Misdiagnosis of Brain Hemorrhage Leads to Extensive Hospitalization


brain mriThis case takes place in Minnesota and involves a 70-year-old patient who presented to the ER with dizziness and instability, after a period of exercise. She underwent an MRI and nothing showed up except some inflammation in the sinuses. The patient was diagnosed with a sinus infection and was started on treatment. She was admitted for monitoring. Approximately twelve hours later the patient’s condition had deteriorated such that a second MRI was performed which identified a diffuse subarachnoid hemorrhage. The patient underwent surgery to relieve the pressure. She was discharged home after five weeks in hospital and a rehab unit.

 

Question(s) For Expert Witness

  • 1. How often do you treat patients with these presenting complaints?
  • 2. What is the standard work up for these patients?

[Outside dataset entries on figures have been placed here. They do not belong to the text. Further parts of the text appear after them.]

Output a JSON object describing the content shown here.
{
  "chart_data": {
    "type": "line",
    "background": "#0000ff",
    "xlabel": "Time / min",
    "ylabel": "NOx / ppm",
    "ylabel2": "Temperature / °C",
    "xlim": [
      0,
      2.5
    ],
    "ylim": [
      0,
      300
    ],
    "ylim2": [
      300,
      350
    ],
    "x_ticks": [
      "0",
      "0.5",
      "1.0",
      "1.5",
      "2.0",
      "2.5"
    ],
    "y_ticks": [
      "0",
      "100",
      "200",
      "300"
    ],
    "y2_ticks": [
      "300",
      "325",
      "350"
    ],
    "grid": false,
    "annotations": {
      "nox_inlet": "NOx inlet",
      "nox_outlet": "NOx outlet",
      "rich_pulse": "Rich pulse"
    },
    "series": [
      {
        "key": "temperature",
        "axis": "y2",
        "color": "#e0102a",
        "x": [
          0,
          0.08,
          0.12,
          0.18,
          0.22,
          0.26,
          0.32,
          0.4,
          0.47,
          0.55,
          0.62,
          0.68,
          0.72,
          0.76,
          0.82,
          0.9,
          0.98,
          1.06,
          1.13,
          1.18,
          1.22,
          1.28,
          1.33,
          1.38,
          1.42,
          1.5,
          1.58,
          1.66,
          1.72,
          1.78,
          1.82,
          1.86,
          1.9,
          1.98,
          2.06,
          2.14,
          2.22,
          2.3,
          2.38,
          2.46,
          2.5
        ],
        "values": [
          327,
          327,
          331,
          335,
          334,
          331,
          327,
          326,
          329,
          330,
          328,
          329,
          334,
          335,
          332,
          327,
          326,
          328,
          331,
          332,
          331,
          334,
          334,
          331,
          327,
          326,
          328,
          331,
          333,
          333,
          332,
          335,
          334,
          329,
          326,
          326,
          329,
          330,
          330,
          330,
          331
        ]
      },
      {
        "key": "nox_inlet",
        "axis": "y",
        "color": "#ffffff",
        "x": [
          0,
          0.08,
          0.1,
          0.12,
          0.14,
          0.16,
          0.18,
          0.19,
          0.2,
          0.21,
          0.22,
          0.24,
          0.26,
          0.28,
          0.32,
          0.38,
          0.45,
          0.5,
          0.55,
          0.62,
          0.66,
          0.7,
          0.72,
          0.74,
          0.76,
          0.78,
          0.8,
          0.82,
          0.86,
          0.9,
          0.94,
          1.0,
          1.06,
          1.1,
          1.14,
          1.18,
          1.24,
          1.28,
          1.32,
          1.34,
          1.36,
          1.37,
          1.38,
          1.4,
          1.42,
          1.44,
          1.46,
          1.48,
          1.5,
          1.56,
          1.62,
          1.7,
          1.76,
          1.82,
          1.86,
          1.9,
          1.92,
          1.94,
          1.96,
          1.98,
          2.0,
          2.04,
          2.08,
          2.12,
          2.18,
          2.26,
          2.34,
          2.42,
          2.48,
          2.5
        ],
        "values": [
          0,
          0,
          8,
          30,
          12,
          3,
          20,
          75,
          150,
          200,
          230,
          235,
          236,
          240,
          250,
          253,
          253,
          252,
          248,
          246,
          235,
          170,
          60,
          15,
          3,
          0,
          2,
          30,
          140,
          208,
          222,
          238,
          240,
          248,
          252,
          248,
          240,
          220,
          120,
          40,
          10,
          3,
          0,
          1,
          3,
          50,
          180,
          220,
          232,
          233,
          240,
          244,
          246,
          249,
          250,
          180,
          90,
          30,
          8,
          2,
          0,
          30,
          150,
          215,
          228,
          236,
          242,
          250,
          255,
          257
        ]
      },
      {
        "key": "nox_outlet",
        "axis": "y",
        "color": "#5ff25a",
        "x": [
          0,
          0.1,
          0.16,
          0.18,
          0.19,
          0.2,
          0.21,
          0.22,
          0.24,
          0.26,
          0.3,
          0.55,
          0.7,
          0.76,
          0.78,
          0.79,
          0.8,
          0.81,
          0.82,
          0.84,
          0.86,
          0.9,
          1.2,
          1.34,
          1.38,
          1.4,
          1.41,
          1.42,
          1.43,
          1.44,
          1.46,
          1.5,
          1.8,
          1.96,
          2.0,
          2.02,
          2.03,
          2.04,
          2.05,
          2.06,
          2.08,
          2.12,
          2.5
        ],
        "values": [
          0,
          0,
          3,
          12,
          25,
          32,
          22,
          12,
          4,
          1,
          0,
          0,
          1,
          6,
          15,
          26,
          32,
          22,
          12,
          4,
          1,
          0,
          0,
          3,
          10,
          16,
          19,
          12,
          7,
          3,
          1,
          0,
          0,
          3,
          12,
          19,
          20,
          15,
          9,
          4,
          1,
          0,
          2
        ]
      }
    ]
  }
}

Expert Witness Response E-007492

When I am covering the ER, we see a patient with new onset dizziness and ataxia about once per week. The work up typically involves a neurological examination with special maneuvers to evaluate for vestibular (inner ear) dysfunction as a cause of the symptoms. If the patient has stroke risk factors and cannot be definitively diagnosed with vestibular dysfunction, we get an MRI and, depending on the prior probability for stroke and the degree of ataxia, we might admit the patient for a complete stroke work up and/or PT assessment. If symptoms persist and/or new neurological symptoms develop, it is likely that imaging would be repeated. If the patient’s symptoms were advancing (new problems, not just worsening dizziness), we would likely obtain a CT angiogram to assess for posterior circulation stroke.